This week, after years of speculation, we finally get to see Cowboy Bebop in live action. Headed up by the guy who brought us The Mandalorian and rolling out via Netflix, it’s premiering to a wide variety of opinions and expectations. And, just before, the streaming service hit us up with even more live-action anime news.
We’ve known about some of these for a while now, of course. But with Gundam and One Piece deets dropping just ahead the Bebop‘s maiden voyage, it feels like A Lot. Is there a point to all this? More importantly, is it sustainable? America’s relationship with live-action anime is far more complex than Japan’s. But we’ve got a lot incoming, so it’s as good a time as any to crack this open.
How long has this been going on?
The Netflix push toward anime adaptations is, compared to Japan’s, relatively small. Dig deep enough and you can find IRL takes on just about any series. There’s Magister Negi Magi, for instance, led by a Nogizaka46 grad. A French-Japanese Rose of Versailles film titled Lady Oscar. And, lest we forget, the first Lupin the Third film wasn’t animated: Strange Psychokinetic Strategy dropped seven years before The Mystery of Mamo. And there’s more by the year.

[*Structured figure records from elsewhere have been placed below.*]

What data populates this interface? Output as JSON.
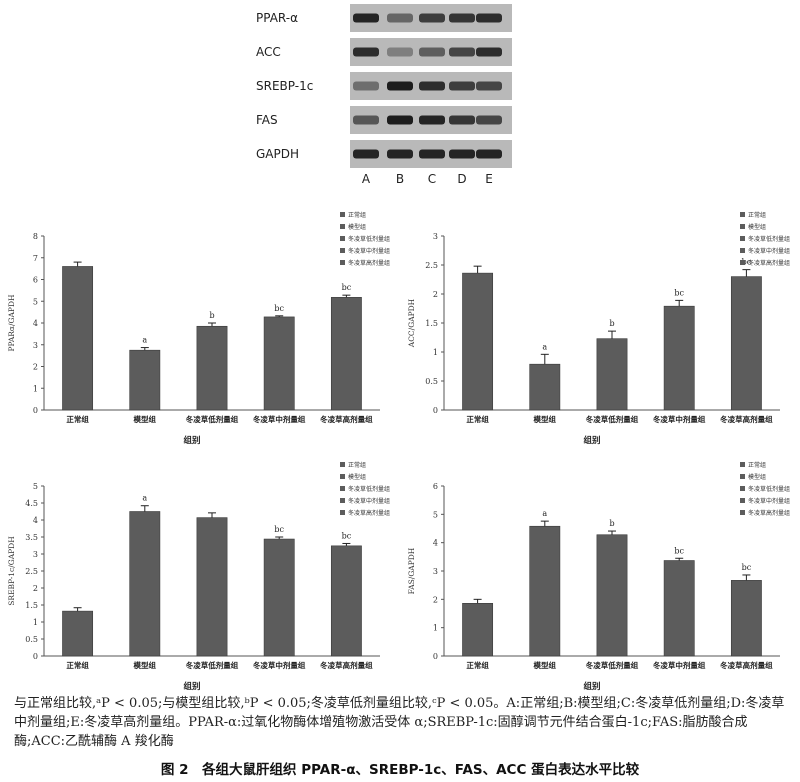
{
  "blot": {
    "rows": [
      "PPAR-α",
      "ACC",
      "SREBP-1c",
      "FAS",
      "GAPDH"
    ],
    "lanes": [
      "A",
      "B",
      "C",
      "D",
      "E"
    ],
    "band_intensity": [
      [
        0.9,
        0.5,
        0.75,
        0.8,
        0.85
      ],
      [
        0.85,
        0.35,
        0.55,
        0.7,
        0.85
      ],
      [
        0.45,
        0.95,
        0.85,
        0.75,
        0.7
      ],
      [
        0.6,
        0.95,
        0.9,
        0.8,
        0.7
      ],
      [
        0.9,
        0.9,
        0.9,
        0.9,
        0.9
      ]
    ]
  },
  "chart_data": [
    {
      "type": "bar",
      "ylabel": "PPARα/GAPDH",
      "xlabel": "组别",
      "categories": [
        "正常组",
        "模型组",
        "冬凌草低剂量组",
        "冬凌草中剂量组",
        "冬凌草高剂量组"
      ],
      "values": [
        6.6,
        2.75,
        3.85,
        4.28,
        5.18
      ],
      "errors": [
        0.2,
        0.12,
        0.15,
        0.05,
        0.1
      ],
      "labels": [
        "",
        "a",
        "b",
        "bc",
        "bc"
      ],
      "ylim": [
        0,
        8
      ],
      "yticks": [
        0,
        1,
        2,
        3,
        4,
        5,
        6,
        7,
        8
      ],
      "legend": [
        "正常组",
        "模型组",
        "冬凌草低剂量组",
        "冬凌草中剂量组",
        "冬凌草高剂量组"
      ],
      "legend_position": "top-right"
    },
    {
      "type": "bar",
      "ylabel": "ACC/GAPDH",
      "xlabel": "组别",
      "categories": [
        "正常组",
        "模型组",
        "冬凌草低剂量组",
        "冬凌草中剂量组",
        "冬凌草高剂量组"
      ],
      "values": [
        2.36,
        0.79,
        1.23,
        1.79,
        2.3
      ],
      "errors": [
        0.12,
        0.17,
        0.13,
        0.1,
        0.12
      ],
      "labels": [
        "",
        "a",
        "b",
        "bc",
        "bc"
      ],
      "ylim": [
        0,
        3
      ],
      "yticks": [
        0,
        0.5,
        1,
        1.5,
        2,
        2.5,
        3
      ],
      "legend": [
        "正常组",
        "模型组",
        "冬凌草低剂量组",
        "冬凌草中剂量组",
        "冬凌草高剂量组"
      ],
      "legend_position": "top-right"
    },
    {
      "type": "bar",
      "ylabel": "SREBP-1c/GAPDH",
      "xlabel": "组别",
      "categories": [
        "正常组",
        "模型组",
        "冬凌草低剂量组",
        "冬凌草中剂量组",
        "冬凌草高剂量组"
      ],
      "values": [
        1.32,
        4.25,
        4.07,
        3.44,
        3.24
      ],
      "errors": [
        0.1,
        0.17,
        0.14,
        0.06,
        0.07
      ],
      "labels": [
        "",
        "a",
        "",
        "bc",
        "bc"
      ],
      "ylim": [
        0,
        5
      ],
      "yticks": [
        0,
        0.5,
        1,
        1.5,
        2,
        2.5,
        3,
        3.5,
        4,
        4.5,
        5
      ],
      "legend": [
        "正常组",
        "模型组",
        "冬凌草低剂量组",
        "冬凌草中剂量组",
        "冬凌草高剂量组"
      ],
      "legend_position": "top-right"
    },
    {
      "type": "bar",
      "ylabel": "FAS/GAPDH",
      "xlabel": "组别",
      "categories": [
        "正常组",
        "模型组",
        "冬凌草低剂量组",
        "冬凌草中剂量组",
        "冬凌草高剂量组"
      ],
      "values": [
        1.86,
        4.58,
        4.28,
        3.37,
        2.67
      ],
      "errors": [
        0.14,
        0.18,
        0.13,
        0.08,
        0.19
      ],
      "labels": [
        "",
        "a",
        "b",
        "bc",
        "bc"
      ],
      "ylim": [
        0,
        6
      ],
      "yticks": [
        0,
        1,
        2,
        3,
        4,
        5,
        6
      ],
      "legend": [
        "正常组",
        "模型组",
        "冬凌草低剂量组",
        "冬凌草中剂量组",
        "冬凌草高剂量组"
      ],
      "legend_position": "top-right"
    }
  ],
  "caption": "与正常组比较,ᵃP < 0.05;与模型组比较,ᵇP < 0.05;冬凌草低剂量组比较,ᶜP < 0.05。A:正常组;B:模型组;C:冬凌草低剂量组;D:冬凌草中剂量组;E:冬凌草高剂量组。PPAR-α:过氧化物酶体增殖物激活受体 α;SREBP-1c:固醇调节元件结合蛋白-1c;FAS:脂肪酸合成酶;ACC:乙酰辅酶 A 羧化酶",
  "figure_title": "图 2　各组大鼠肝组织 PPAR-α、SREBP-1c、FAS、ACC 蛋白表达水平比较",
  "colors": {
    "bar": "#5c5c5c",
    "bar_stroke": "#3a3a3a",
    "axis": "#555555",
    "grid_bg": "#ffffff"
  }
}
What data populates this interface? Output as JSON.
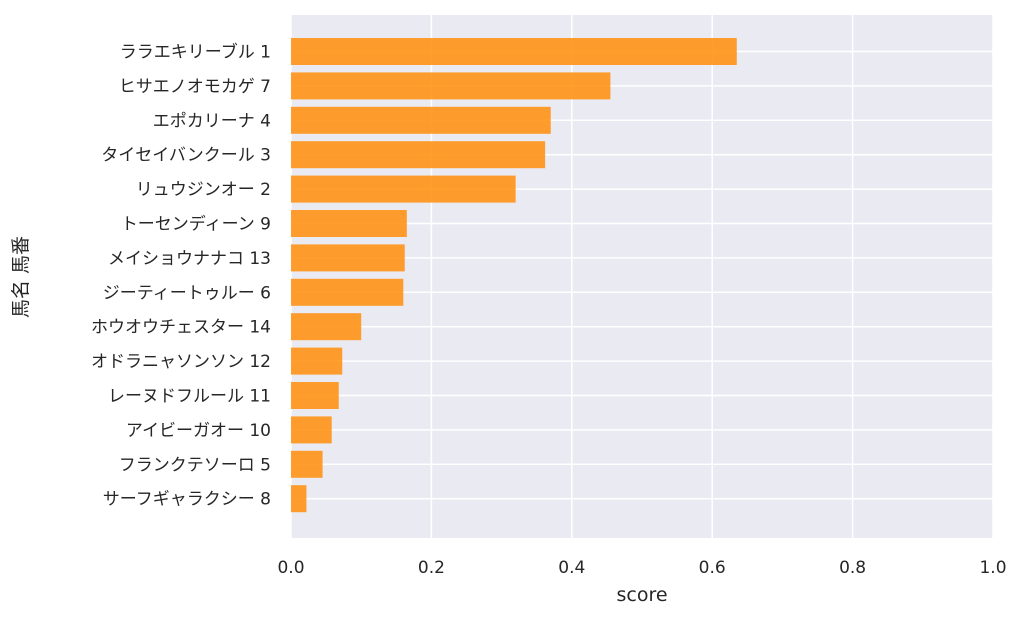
{
  "chart_data": {
    "type": "bar",
    "orientation": "horizontal",
    "xlabel": "score",
    "ylabel": "馬名 馬番",
    "xlim": [
      0.0,
      1.0
    ],
    "xticks": [
      "0.0",
      "0.2",
      "0.4",
      "0.6",
      "0.8",
      "1.0"
    ],
    "grid": true,
    "bar_color": "#ff9416",
    "plot_background": "#eaeaf2",
    "categories": [
      "ララエキリーブル 1",
      "ヒサエノオモカゲ 7",
      "エポカリーナ 4",
      "タイセイバンクール 3",
      "リュウジンオー 2",
      "トーセンディーン 9",
      "メイショウナナコ 13",
      "ジーティートゥルー 6",
      "ホウオウチェスター 14",
      "オドラニャソンソン 12",
      "レーヌドフルール 11",
      "アイビーガオー 10",
      "フランクテソーロ 5",
      "サーフギャラクシー 8"
    ],
    "values": [
      0.635,
      0.455,
      0.37,
      0.362,
      0.32,
      0.165,
      0.162,
      0.16,
      0.1,
      0.073,
      0.068,
      0.058,
      0.045,
      0.022
    ]
  }
}
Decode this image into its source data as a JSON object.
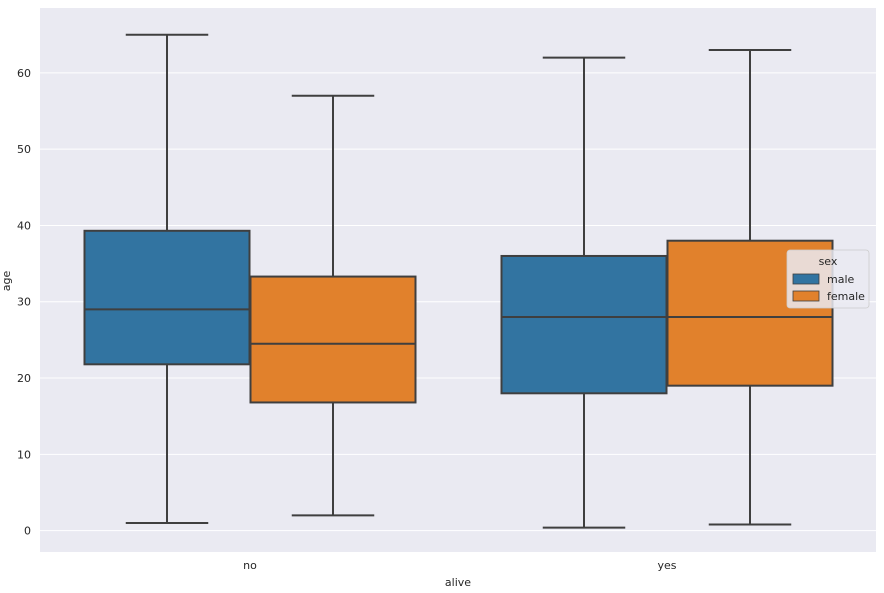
{
  "chart_data": {
    "type": "box",
    "title": "",
    "xlabel": "alive",
    "ylabel": "age",
    "categories": [
      "no",
      "yes"
    ],
    "ylim": [
      -2.8,
      68.5
    ],
    "yticks": [
      0,
      10,
      20,
      30,
      40,
      50,
      60
    ],
    "grid": true,
    "legend": {
      "title": "sex",
      "placement": "right"
    },
    "series": [
      {
        "name": "male",
        "color": "#3274a1",
        "boxes": [
          {
            "category": "no",
            "whislo": 1,
            "q1": 21.8,
            "median": 29,
            "q3": 39.3,
            "whishi": 65
          },
          {
            "category": "yes",
            "whislo": 0.4,
            "q1": 18,
            "median": 28,
            "q3": 36,
            "whishi": 62
          }
        ]
      },
      {
        "name": "female",
        "color": "#e1812c",
        "boxes": [
          {
            "category": "no",
            "whislo": 2,
            "q1": 16.8,
            "median": 24.5,
            "q3": 33.3,
            "whishi": 57
          },
          {
            "category": "yes",
            "whislo": 0.8,
            "q1": 19,
            "median": 28,
            "q3": 38,
            "whishi": 63
          }
        ]
      }
    ]
  }
}
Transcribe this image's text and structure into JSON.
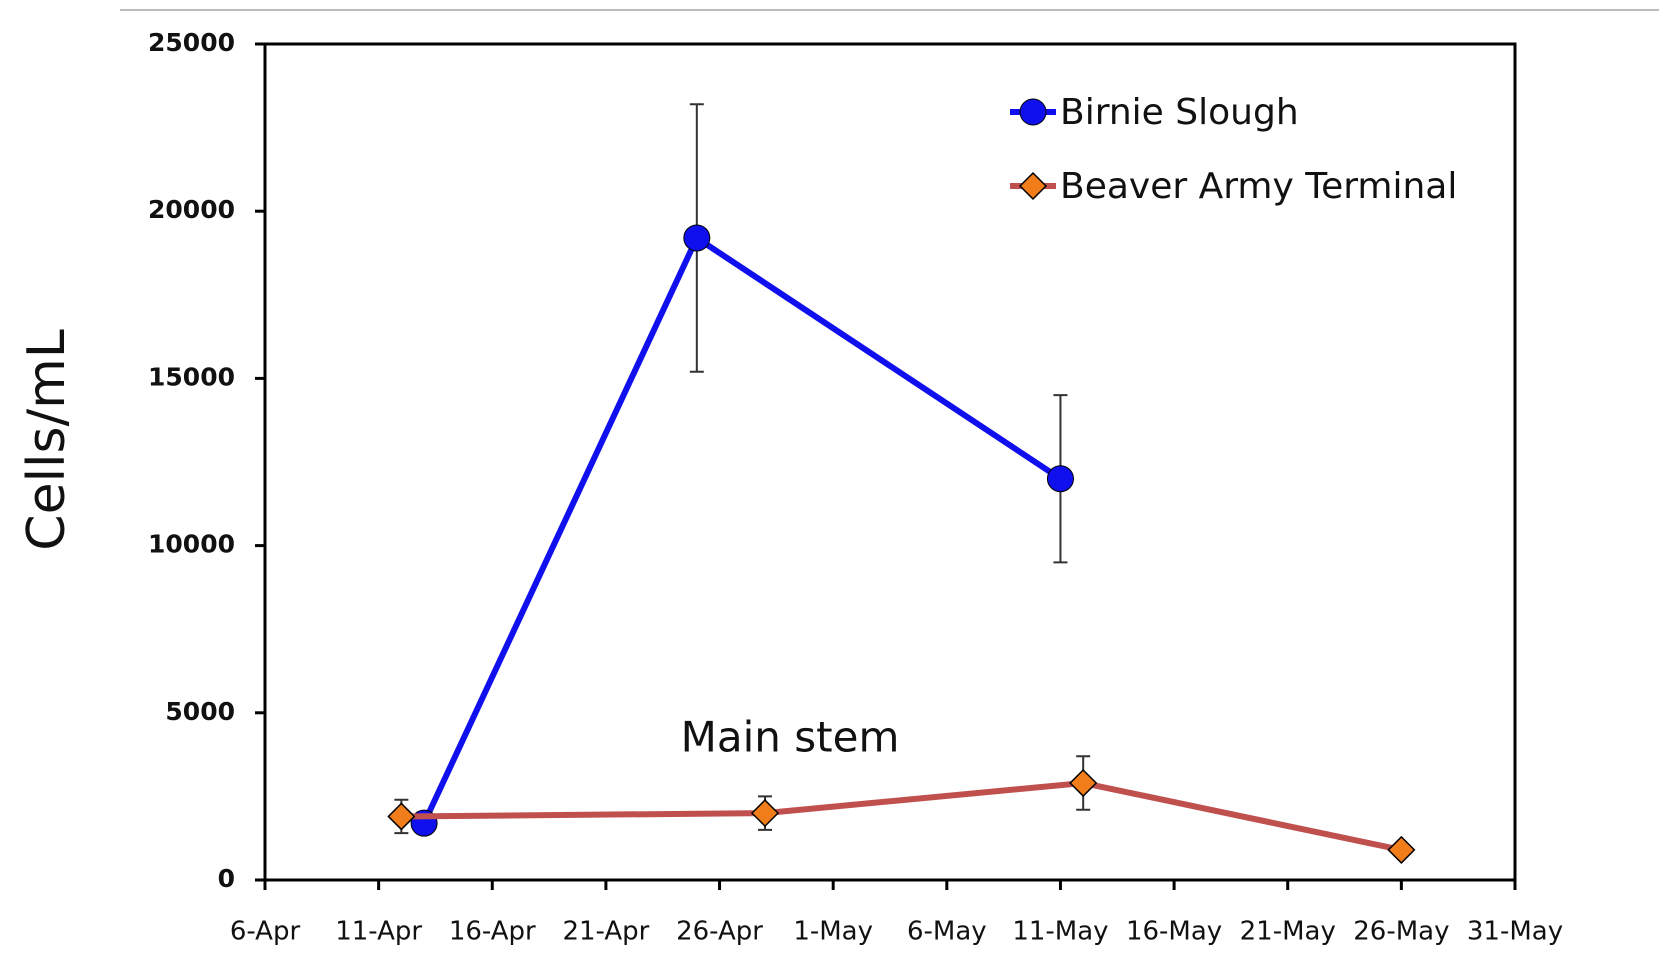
{
  "chart_data": {
    "type": "line",
    "y_label": "Cells/mL",
    "annotation": "Main stem",
    "xlim": [
      "6-Apr",
      "31-May"
    ],
    "xticks": [
      "6-Apr",
      "11-Apr",
      "16-Apr",
      "21-Apr",
      "26-Apr",
      "1-May",
      "6-May",
      "11-May",
      "16-May",
      "21-May",
      "26-May",
      "31-May"
    ],
    "ylim": [
      0,
      25000
    ],
    "yticks": [
      0,
      5000,
      10000,
      15000,
      20000,
      25000
    ],
    "legend": "upper right",
    "series": [
      {
        "name": "Birnie Slough",
        "color": "#1010ee",
        "marker": "circle",
        "x": [
          "13-Apr",
          "25-Apr",
          "11-May"
        ],
        "values": [
          1700,
          19200,
          12000
        ],
        "errors": [
          0,
          4000,
          2500
        ]
      },
      {
        "name": "Beaver Army Terminal",
        "color": "#c0504d",
        "marker": "diamond",
        "x": [
          "12-Apr",
          "28-Apr",
          "12-May",
          "26-May"
        ],
        "values": [
          1900,
          2000,
          2900,
          900
        ],
        "errors": [
          500,
          500,
          800,
          0
        ]
      }
    ]
  }
}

Live-action anime is something of a matter of course in Japan. And because there’s so much of it, there’s a bit less pressure for every single one to be exceptional. Ideally we’d love every single one to be great. But when they’re more a part of the landscape, failure — or, worse, mediocrity — stings a little bit less. So will an increased number of anime adaptations lessen the anxiety? It depends.
What’s the purpose?
The question here isn’t why Netflix (and others) are making these remakes. Rather, we mean what should the purpose of a live-action anime remake be? There are lots of potential answers. Modernizations. Updates. Really just wanting very much to do it. Having something new to say within the story. Regardless, remakes and adaptations thrive when they bring something new to the table, rather than simply trying to be the best version of what they’re remaking.
Theoretically, these adaptations could bring something very important to the table. But not for us: for everyone else.
Will you listen to their stories?
With Cowboy Bebop, Netflix is doing something a lot of us have been trying to do for more than 25 years: convincing our families to watch Cowboy Bebop.
Anime may be entering the mainstream. But there’s still the concept of anime being something one does or doesn’t watch, as opposed to one of many media you can use to tell a story. No matter how good a story is, if it’s anime, it’s a hard sell to some people. If done right, Cowboy Bebop — and One Piece, and Gundam, and so on — will meet people halfway. And maybe, if people see what kinds of stories anime can tell, they’ll be more inclined to close that distance on their own in the future.
Cowboy Bebop hits Netflix this Friday, November 19.